We compute the expectation of $C(f)$ when $f$ is chosen uniformly from the $m^m$ mappings of $M$ into itself.
For each $k\ge1$, let $X_k$ be the number of cycles of length $k$. Then
$$ C(f)=\sum_{k=1}^{m} X_k. $$
Hence, by linearity of expectation,
$$ E[C]=\sum_{k=1}^{m} E[X_k]. $$
It remains to determine $E[X_k]$.
Consider a fixed $k$-element subset $S\subseteq M$. The number of directed $k$-cycles on $S$ is
$$ (k-1)!, $$
since there are $k!$ cyclic orderings and each cycle is counted $k$ times by rotation.
For a particular such cycle, the probability that all $k$ prescribed edges occur in a random mapping is
$$ \left(\frac1m\right)^k, $$
because the values $f(x)$ for distinct $x$ are chosen independently and uniformly.
Therefore the expected number of $k$-cycles is
$$ E[X_k] = \binom{m}{k}(k-1)! \left(\frac1m\right)^k. $$
Simplifying,
$$ E[X_k] = \frac{m!}{(m-k)!}\frac1{k,m^k}. $$
Summing over all possible cycle lengths,
$$ E[C] = \sum_{k=1}^{m} \frac{m!}{(m-k)!}\frac1{k,m^k}. $$
Thus the average number of distinct final cycles obtainable by varying the starting value is
$$ \boxed{ \sum_{k=1}^{m} \frac{m!}{(m-k)!m^k},\frac1k }. $$
This agrees with the enumeration of cycles in Exercise 8(b).

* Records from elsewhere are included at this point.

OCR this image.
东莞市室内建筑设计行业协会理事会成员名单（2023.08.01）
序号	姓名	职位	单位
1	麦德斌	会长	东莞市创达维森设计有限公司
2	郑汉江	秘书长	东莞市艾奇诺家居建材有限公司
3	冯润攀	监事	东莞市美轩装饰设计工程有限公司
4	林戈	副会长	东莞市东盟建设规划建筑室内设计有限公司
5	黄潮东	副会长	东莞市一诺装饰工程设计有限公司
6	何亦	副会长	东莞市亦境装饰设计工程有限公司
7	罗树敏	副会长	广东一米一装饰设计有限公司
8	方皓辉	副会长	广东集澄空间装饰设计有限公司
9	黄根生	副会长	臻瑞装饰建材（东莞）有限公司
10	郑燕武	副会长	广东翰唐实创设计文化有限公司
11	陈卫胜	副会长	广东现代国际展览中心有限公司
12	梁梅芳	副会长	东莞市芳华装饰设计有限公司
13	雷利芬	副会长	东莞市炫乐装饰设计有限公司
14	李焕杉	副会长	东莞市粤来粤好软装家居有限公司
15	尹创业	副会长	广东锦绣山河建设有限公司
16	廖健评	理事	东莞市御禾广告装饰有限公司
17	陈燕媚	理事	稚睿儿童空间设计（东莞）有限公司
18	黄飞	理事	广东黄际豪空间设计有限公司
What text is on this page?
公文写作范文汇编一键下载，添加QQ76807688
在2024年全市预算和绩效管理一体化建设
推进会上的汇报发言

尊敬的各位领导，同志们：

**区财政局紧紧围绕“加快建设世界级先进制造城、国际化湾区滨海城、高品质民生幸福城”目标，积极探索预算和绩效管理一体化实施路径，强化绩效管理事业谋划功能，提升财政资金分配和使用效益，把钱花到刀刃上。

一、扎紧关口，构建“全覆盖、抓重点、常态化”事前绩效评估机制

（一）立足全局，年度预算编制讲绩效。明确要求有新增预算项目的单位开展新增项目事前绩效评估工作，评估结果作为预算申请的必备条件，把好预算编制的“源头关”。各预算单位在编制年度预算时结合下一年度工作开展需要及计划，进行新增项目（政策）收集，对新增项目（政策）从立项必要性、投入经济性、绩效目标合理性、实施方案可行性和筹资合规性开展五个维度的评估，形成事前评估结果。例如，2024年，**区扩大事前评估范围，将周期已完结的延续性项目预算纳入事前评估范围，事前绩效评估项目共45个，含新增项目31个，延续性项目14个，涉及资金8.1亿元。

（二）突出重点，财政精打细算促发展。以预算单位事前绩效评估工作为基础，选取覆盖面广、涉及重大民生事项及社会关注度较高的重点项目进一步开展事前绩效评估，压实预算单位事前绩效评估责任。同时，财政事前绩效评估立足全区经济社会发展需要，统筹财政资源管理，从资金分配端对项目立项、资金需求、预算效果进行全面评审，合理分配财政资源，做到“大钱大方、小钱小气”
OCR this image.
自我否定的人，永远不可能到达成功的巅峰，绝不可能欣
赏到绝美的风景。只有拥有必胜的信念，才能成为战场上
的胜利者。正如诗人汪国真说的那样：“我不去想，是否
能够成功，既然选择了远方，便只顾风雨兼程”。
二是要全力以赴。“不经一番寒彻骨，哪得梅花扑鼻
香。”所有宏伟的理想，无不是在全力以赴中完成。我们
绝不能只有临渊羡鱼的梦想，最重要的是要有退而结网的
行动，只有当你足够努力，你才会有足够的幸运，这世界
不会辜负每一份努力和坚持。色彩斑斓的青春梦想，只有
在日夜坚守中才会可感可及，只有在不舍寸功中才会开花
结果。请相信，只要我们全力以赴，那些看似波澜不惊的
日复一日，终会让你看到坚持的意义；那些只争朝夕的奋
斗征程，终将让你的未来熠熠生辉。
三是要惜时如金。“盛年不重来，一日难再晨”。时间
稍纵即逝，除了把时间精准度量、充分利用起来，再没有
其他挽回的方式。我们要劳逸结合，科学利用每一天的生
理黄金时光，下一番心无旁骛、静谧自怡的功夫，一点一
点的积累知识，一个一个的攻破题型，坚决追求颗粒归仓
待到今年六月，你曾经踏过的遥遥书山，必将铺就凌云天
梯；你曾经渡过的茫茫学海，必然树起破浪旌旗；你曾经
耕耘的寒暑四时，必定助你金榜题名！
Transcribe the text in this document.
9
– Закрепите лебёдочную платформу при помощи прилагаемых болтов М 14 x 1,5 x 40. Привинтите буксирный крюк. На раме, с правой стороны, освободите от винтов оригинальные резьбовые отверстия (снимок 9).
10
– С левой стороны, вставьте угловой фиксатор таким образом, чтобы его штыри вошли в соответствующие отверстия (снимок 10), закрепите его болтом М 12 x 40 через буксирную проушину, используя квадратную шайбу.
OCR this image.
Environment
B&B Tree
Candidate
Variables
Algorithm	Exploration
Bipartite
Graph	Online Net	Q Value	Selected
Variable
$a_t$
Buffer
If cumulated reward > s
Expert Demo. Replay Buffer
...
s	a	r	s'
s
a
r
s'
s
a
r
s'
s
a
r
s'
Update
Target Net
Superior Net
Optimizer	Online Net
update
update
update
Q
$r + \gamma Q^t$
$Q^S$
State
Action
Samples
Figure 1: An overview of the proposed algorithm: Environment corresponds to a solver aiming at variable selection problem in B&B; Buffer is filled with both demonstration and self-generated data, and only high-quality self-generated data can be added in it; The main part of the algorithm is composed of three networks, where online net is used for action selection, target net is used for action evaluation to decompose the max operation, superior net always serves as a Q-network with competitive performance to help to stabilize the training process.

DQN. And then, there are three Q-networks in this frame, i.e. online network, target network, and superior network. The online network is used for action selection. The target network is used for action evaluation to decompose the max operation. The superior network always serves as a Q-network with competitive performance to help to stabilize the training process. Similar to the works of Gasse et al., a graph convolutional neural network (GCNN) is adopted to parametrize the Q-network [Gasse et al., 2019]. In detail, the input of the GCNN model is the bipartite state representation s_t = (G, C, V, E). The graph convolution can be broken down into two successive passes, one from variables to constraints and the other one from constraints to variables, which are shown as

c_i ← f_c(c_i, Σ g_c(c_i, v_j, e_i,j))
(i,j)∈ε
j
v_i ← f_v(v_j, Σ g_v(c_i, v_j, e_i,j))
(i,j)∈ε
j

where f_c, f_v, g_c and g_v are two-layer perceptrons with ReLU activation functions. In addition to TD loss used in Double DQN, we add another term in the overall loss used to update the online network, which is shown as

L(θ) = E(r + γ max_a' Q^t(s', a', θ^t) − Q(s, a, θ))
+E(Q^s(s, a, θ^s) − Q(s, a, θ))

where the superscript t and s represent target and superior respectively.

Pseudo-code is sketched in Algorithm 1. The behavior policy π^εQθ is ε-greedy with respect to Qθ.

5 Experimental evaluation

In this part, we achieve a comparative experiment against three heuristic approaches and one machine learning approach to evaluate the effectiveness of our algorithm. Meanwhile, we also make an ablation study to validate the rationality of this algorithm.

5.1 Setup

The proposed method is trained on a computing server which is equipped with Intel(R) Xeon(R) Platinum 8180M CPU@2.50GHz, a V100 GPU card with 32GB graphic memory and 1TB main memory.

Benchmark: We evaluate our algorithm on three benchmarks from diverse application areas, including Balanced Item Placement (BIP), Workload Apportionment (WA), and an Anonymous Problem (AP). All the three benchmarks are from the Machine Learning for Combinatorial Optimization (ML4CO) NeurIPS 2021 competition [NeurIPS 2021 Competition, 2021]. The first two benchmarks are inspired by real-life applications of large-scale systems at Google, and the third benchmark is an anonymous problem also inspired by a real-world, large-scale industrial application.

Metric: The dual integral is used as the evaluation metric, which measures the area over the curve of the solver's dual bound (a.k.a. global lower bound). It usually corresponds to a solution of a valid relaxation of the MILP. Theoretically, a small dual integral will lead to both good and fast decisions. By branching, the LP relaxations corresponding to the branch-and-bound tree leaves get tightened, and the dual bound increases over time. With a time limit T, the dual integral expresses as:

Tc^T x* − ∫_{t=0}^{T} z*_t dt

For large $m$, using the approximation
$$ \frac{m!}{(m-k)!m^k} = \prod_{j=0}^{k-1}\left(1-\frac{j}{m}\right), $$
one obtains the well-known asymptotic estimate
$$ E[C] = \frac12\log m +\frac12(\gamma+\log 2) +o(1), $$
where $\gamma$ is Euler's constant.
$\square$